The Flying Doctor was created to solve the problem of health service access and this purpose has kept the Service always evolving, using innovative technology to better service those that live, work and travel in country Australia.
It has traditionally been known for aeromedical rescue, but it is less known that the Flying Doctor has a major focus these days on primary healthcare such as GP services, perinatal/postnatal care, dental and mental health services, and the management of chronic disease to healthy ageing.
The key goal is to reduce the disparity in health outcomes between the city and the bush.
With 23 bases and 77 planes, the Flying Doctor is Australia’s third-largest airline. There are both Pilatus (single prop) and Beechcraft (dual prop) aircraft, and more recently the Flying Doctor welcomed their first three Pilatus PC-24 jets.
The Flying Doctor now also has a vast fleet of road health service vehicles and ambulances to provide non-emergency care. From dental trucks, optical health trucks and patient transport services, the fleet of the Flying Doctor grows to fit need.
On a given day, there are a number of missions that the Flying Doctor performs. In the last 12 months, the Service had more than 350,000 patient contacts.
Aeromedical rescue: If you are in Australia and are injured or need critical hospital care, the Flying Doctor utilises any of 3,000 dirt runways or sealed state highways to reach people needing help and getting them to a tertiary hospital. From car accidents to farm injuries, from premature labour to heart attacks – the Flying Doctor can generally reach anyone within two hours, no matter where they have gotten into trouble.
Primary healthcare clinics: every single day of the year, the Flying Doctor provides clinics to 44 remote communities.

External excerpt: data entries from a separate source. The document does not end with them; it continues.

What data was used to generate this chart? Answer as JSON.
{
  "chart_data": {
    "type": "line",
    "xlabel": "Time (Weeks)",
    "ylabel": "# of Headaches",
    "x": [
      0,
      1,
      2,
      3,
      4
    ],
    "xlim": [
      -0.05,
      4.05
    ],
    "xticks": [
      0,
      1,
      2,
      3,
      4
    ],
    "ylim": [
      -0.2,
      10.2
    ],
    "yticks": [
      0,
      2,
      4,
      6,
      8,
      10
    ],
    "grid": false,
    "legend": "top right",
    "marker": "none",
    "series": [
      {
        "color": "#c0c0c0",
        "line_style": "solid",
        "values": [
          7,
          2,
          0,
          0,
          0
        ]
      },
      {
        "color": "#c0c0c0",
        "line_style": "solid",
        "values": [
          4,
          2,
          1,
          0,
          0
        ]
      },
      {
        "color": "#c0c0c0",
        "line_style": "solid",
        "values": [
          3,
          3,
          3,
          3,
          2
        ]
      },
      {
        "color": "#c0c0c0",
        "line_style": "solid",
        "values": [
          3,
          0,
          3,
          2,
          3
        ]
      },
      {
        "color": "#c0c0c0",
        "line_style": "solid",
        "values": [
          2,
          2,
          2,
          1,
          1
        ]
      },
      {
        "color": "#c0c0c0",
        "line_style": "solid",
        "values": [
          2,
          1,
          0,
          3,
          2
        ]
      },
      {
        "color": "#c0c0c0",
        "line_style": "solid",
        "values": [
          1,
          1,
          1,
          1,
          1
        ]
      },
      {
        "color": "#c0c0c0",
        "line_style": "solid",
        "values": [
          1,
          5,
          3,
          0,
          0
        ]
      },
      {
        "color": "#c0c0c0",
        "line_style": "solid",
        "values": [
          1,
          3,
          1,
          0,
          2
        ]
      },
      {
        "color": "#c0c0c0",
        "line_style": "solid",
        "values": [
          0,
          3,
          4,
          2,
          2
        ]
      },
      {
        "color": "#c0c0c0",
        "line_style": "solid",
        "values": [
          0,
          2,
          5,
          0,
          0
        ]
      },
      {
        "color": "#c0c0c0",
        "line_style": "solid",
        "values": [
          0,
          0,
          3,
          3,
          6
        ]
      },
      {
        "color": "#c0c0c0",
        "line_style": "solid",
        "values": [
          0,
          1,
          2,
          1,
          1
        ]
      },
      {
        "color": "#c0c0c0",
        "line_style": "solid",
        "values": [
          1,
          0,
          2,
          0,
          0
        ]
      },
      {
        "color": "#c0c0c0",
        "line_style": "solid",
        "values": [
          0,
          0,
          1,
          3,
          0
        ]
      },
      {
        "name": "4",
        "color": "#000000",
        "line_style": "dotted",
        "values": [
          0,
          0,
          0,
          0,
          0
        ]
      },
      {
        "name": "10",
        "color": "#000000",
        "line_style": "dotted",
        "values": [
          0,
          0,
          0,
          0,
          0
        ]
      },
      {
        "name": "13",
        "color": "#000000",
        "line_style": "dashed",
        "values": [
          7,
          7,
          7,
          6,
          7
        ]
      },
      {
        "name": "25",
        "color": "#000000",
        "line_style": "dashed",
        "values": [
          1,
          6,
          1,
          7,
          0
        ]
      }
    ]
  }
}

This regular service brings health professionals to areas that simply don’t have them and will include not just a GP, but often also a dentist, a mental health worker or a physiotherapist.

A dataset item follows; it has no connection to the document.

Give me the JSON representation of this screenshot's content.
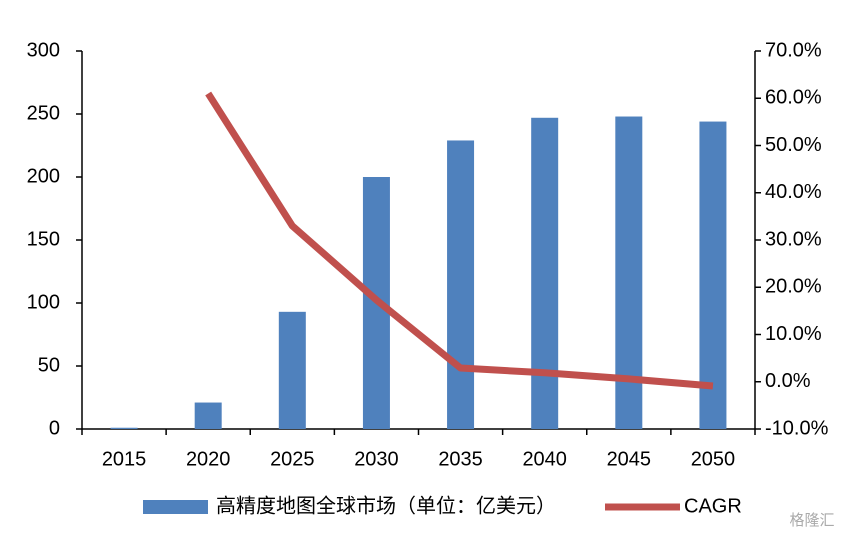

Telehealth and pharmaceutical services: with people often living several hours from their closest township, telehealth services are a vital way for many Australians to be able to speak to a doctor and get assistance. The Flying Doctor has a 24/7 telehealth service, so patients can talk to a doctor and not just get advice, but also get directed to pharmaceuticals in one of the more than 3,500 medical chests that are strategically located across the country.
Drive-in services: based on need, the Flying Doctor now has dental trucks that drive into a remote community that has no access to a dentist, and stay for one to two weeks at a time to provide this important service to locals. Returning every six months, they can help educate their patients on dental hygiene and also repair and restore teeth/gum health. Also based on need, the Flying Doctor now provides daily non-emergency patient transport, helping get people to specialist care when needed.

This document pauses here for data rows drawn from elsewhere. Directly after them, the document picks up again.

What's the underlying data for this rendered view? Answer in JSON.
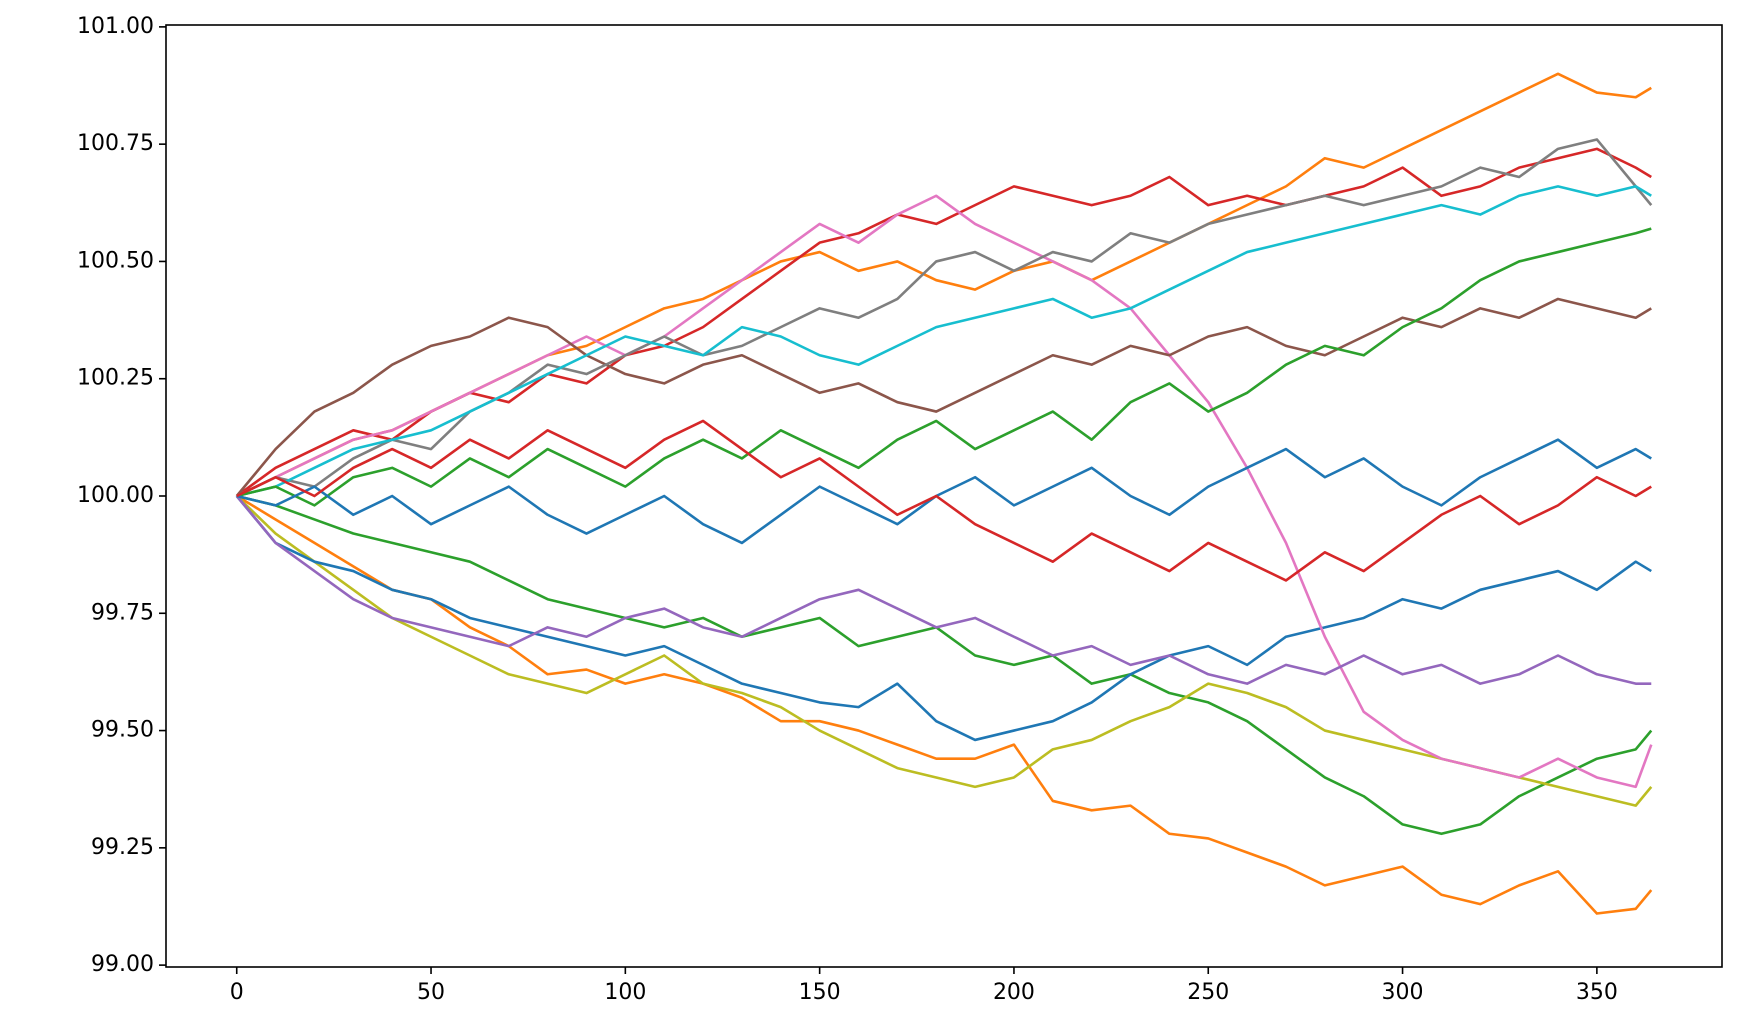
{
  "chart_data": {
    "type": "line",
    "x": [
      0,
      10,
      20,
      30,
      40,
      50,
      60,
      70,
      80,
      90,
      100,
      110,
      120,
      130,
      140,
      150,
      160,
      170,
      180,
      190,
      200,
      210,
      220,
      230,
      240,
      250,
      260,
      270,
      280,
      290,
      300,
      310,
      320,
      330,
      340,
      350,
      360,
      364
    ],
    "xlim": [
      -18.2,
      382.2
    ],
    "xticks": [
      0,
      50,
      100,
      150,
      200,
      250,
      300,
      350
    ],
    "ylim": [
      98.996,
      101.004
    ],
    "yticks": [
      {
        "value": 99,
        "label": "99.00"
      },
      99.25,
      {
        "value": 99.5,
        "label": "99.50"
      },
      99.75,
      {
        "value": 100,
        "label": "100.00"
      },
      100.25,
      {
        "value": 100.5,
        "label": "100.50"
      },
      100.75,
      {
        "value": 101,
        "label": "101.00"
      }
    ],
    "grid": false,
    "series": [
      {
        "color": "#ff7f0e",
        "values": [
          100.0,
          99.95,
          99.9,
          99.85,
          99.8,
          99.78,
          99.72,
          99.68,
          99.62,
          99.63,
          99.6,
          99.62,
          99.6,
          99.57,
          99.52,
          99.52,
          99.5,
          99.47,
          99.44,
          99.44,
          99.47,
          99.35,
          99.33,
          99.34,
          99.28,
          99.27,
          99.24,
          99.21,
          99.17,
          99.19,
          99.21,
          99.15,
          99.13,
          99.17,
          99.2,
          99.11,
          99.12,
          99.16
        ]
      },
      {
        "color": "#ff7f0e",
        "values": [
          100.0,
          100.04,
          100.08,
          100.12,
          100.14,
          100.18,
          100.22,
          100.26,
          100.3,
          100.32,
          100.36,
          100.4,
          100.42,
          100.46,
          100.5,
          100.52,
          100.48,
          100.5,
          100.46,
          100.44,
          100.48,
          100.5,
          100.46,
          100.5,
          100.54,
          100.58,
          100.62,
          100.66,
          100.72,
          100.7,
          100.74,
          100.78,
          100.82,
          100.86,
          100.9,
          100.86,
          100.85,
          100.87
        ]
      },
      {
        "color": "#d62728",
        "values": [
          100.0,
          100.06,
          100.1,
          100.14,
          100.12,
          100.18,
          100.22,
          100.2,
          100.26,
          100.24,
          100.3,
          100.32,
          100.36,
          100.42,
          100.48,
          100.54,
          100.56,
          100.6,
          100.58,
          100.62,
          100.66,
          100.64,
          100.62,
          100.64,
          100.68,
          100.62,
          100.64,
          100.62,
          100.64,
          100.66,
          100.7,
          100.64,
          100.66,
          100.7,
          100.72,
          100.74,
          100.7,
          100.68
        ]
      },
      {
        "color": "#2ca02c",
        "values": [
          100.0,
          99.98,
          99.95,
          99.92,
          99.9,
          99.88,
          99.86,
          99.82,
          99.78,
          99.76,
          99.74,
          99.72,
          99.74,
          99.7,
          99.72,
          99.74,
          99.68,
          99.7,
          99.72,
          99.66,
          99.64,
          99.66,
          99.6,
          99.62,
          99.58,
          99.56,
          99.52,
          99.46,
          99.4,
          99.36,
          99.3,
          99.28,
          99.3,
          99.36,
          99.4,
          99.44,
          99.46,
          99.5
        ]
      },
      {
        "color": "#bcbd22",
        "values": [
          100.0,
          99.92,
          99.86,
          99.8,
          99.74,
          99.7,
          99.66,
          99.62,
          99.6,
          99.58,
          99.62,
          99.66,
          99.6,
          99.58,
          99.55,
          99.5,
          99.46,
          99.42,
          99.4,
          99.38,
          99.4,
          99.46,
          99.48,
          99.52,
          99.55,
          99.6,
          99.58,
          99.55,
          99.5,
          99.48,
          99.46,
          99.44,
          99.42,
          99.4,
          99.38,
          99.36,
          99.34,
          99.38
        ]
      },
      {
        "color": "#1f77b4",
        "values": [
          100.0,
          99.9,
          99.86,
          99.84,
          99.8,
          99.78,
          99.74,
          99.72,
          99.7,
          99.68,
          99.66,
          99.68,
          99.64,
          99.6,
          99.58,
          99.56,
          99.55,
          99.6,
          99.52,
          99.48,
          99.5,
          99.52,
          99.56,
          99.62,
          99.66,
          99.68,
          99.64,
          99.7,
          99.72,
          99.74,
          99.78,
          99.76,
          99.8,
          99.82,
          99.84,
          99.8,
          99.86,
          99.84
        ]
      },
      {
        "color": "#e377c2",
        "values": [
          100.0,
          100.04,
          100.08,
          100.12,
          100.14,
          100.18,
          100.22,
          100.26,
          100.3,
          100.34,
          100.3,
          100.34,
          100.4,
          100.46,
          100.52,
          100.58,
          100.54,
          100.6,
          100.64,
          100.58,
          100.54,
          100.5,
          100.46,
          100.4,
          100.3,
          100.2,
          100.06,
          99.9,
          99.7,
          99.54,
          99.48,
          99.44,
          99.42,
          99.4,
          99.44,
          99.4,
          99.38,
          99.47
        ]
      },
      {
        "color": "#8c564b",
        "values": [
          100.0,
          100.1,
          100.18,
          100.22,
          100.28,
          100.32,
          100.34,
          100.38,
          100.36,
          100.3,
          100.26,
          100.24,
          100.28,
          100.3,
          100.26,
          100.22,
          100.24,
          100.2,
          100.18,
          100.22,
          100.26,
          100.3,
          100.28,
          100.32,
          100.3,
          100.34,
          100.36,
          100.32,
          100.3,
          100.34,
          100.38,
          100.36,
          100.4,
          100.38,
          100.42,
          100.4,
          100.38,
          100.4
        ]
      },
      {
        "color": "#9467bd",
        "values": [
          100.0,
          99.9,
          99.84,
          99.78,
          99.74,
          99.72,
          99.7,
          99.68,
          99.72,
          99.7,
          99.74,
          99.76,
          99.72,
          99.7,
          99.74,
          99.78,
          99.8,
          99.76,
          99.72,
          99.74,
          99.7,
          99.66,
          99.68,
          99.64,
          99.66,
          99.62,
          99.6,
          99.64,
          99.62,
          99.66,
          99.62,
          99.64,
          99.6,
          99.62,
          99.66,
          99.62,
          99.6,
          99.6
        ]
      },
      {
        "color": "#7f7f7f",
        "values": [
          100.0,
          100.04,
          100.02,
          100.08,
          100.12,
          100.1,
          100.18,
          100.22,
          100.28,
          100.26,
          100.3,
          100.34,
          100.3,
          100.32,
          100.36,
          100.4,
          100.38,
          100.42,
          100.5,
          100.52,
          100.48,
          100.52,
          100.5,
          100.56,
          100.54,
          100.58,
          100.6,
          100.62,
          100.64,
          100.62,
          100.64,
          100.66,
          100.7,
          100.68,
          100.74,
          100.76,
          100.66,
          100.62
        ]
      },
      {
        "color": "#17becf",
        "values": [
          100.0,
          100.02,
          100.06,
          100.1,
          100.12,
          100.14,
          100.18,
          100.22,
          100.26,
          100.3,
          100.34,
          100.32,
          100.3,
          100.36,
          100.34,
          100.3,
          100.28,
          100.32,
          100.36,
          100.38,
          100.4,
          100.42,
          100.38,
          100.4,
          100.44,
          100.48,
          100.52,
          100.54,
          100.56,
          100.58,
          100.6,
          100.62,
          100.6,
          100.64,
          100.66,
          100.64,
          100.66,
          100.64
        ]
      },
      {
        "color": "#2ca02c",
        "values": [
          100.0,
          100.02,
          99.98,
          100.04,
          100.06,
          100.02,
          100.08,
          100.04,
          100.1,
          100.06,
          100.02,
          100.08,
          100.12,
          100.08,
          100.14,
          100.1,
          100.06,
          100.12,
          100.16,
          100.1,
          100.14,
          100.18,
          100.12,
          100.2,
          100.24,
          100.18,
          100.22,
          100.28,
          100.32,
          100.3,
          100.36,
          100.4,
          100.46,
          100.5,
          100.52,
          100.54,
          100.56,
          100.57
        ]
      },
      {
        "color": "#1f77b4",
        "values": [
          100.0,
          99.98,
          100.02,
          99.96,
          100.0,
          99.94,
          99.98,
          100.02,
          99.96,
          99.92,
          99.96,
          100.0,
          99.94,
          99.9,
          99.96,
          100.02,
          99.98,
          99.94,
          100.0,
          100.04,
          99.98,
          100.02,
          100.06,
          100.0,
          99.96,
          100.02,
          100.06,
          100.1,
          100.04,
          100.08,
          100.02,
          99.98,
          100.04,
          100.08,
          100.12,
          100.06,
          100.1,
          100.08
        ]
      },
      {
        "color": "#d62728",
        "values": [
          100.0,
          100.04,
          100.0,
          100.06,
          100.1,
          100.06,
          100.12,
          100.08,
          100.14,
          100.1,
          100.06,
          100.12,
          100.16,
          100.1,
          100.04,
          100.08,
          100.02,
          99.96,
          100.0,
          99.94,
          99.9,
          99.86,
          99.92,
          99.88,
          99.84,
          99.9,
          99.86,
          99.82,
          99.88,
          99.84,
          99.9,
          99.96,
          100.0,
          99.94,
          99.98,
          100.04,
          100.0,
          100.02
        ]
      }
    ]
  }
}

The Royal Flying Doctor Service is always pushing the boundaries of technology – in fact, the Flying Doctor was the first civilian organisation to use aircraft for medical evacuations back in the 1920s and also the first to use the pedal radio – back when there was simply no communication lines other than horseback.
Today, the Flying Doctor uses advanced communications systems and satellites, the latest technology in both fleet and medical equipment, and is always exploring new medical devices that can help to improve the disparity in health outcomes between the city and the bush.
Secrets to success
Lana Mitchell, Director of Communications for the RFDS, said: “The Royal Flying Doctor Service has been voted the most reputable Australian charity for eight years running. Our success has always gone back to the professionalism and dedication of our staff, the close relationship we have with rural communities to provide vitally needed emergency and primary healthcare services, and the determination to provide service in areas where climate, distance and landscapes can make it very difficult.”
There will always be work for the Flying Doctor – but the next 10 years will be challenging as the Australian population ages and the need for chronic disease management and aged healthcare increases.
According to the stats, 11.8 million Australians currently live with at least one chronic illness, with 2028 forecasts equalling 13.8 million, a national increase of 15.6 per cent. Yet chronic illness prevalence is forecast to remain higher in remote Australia than metropolitan areas. Preventative healthcare services are therefore becoming increasingly important for the Flying Doctor.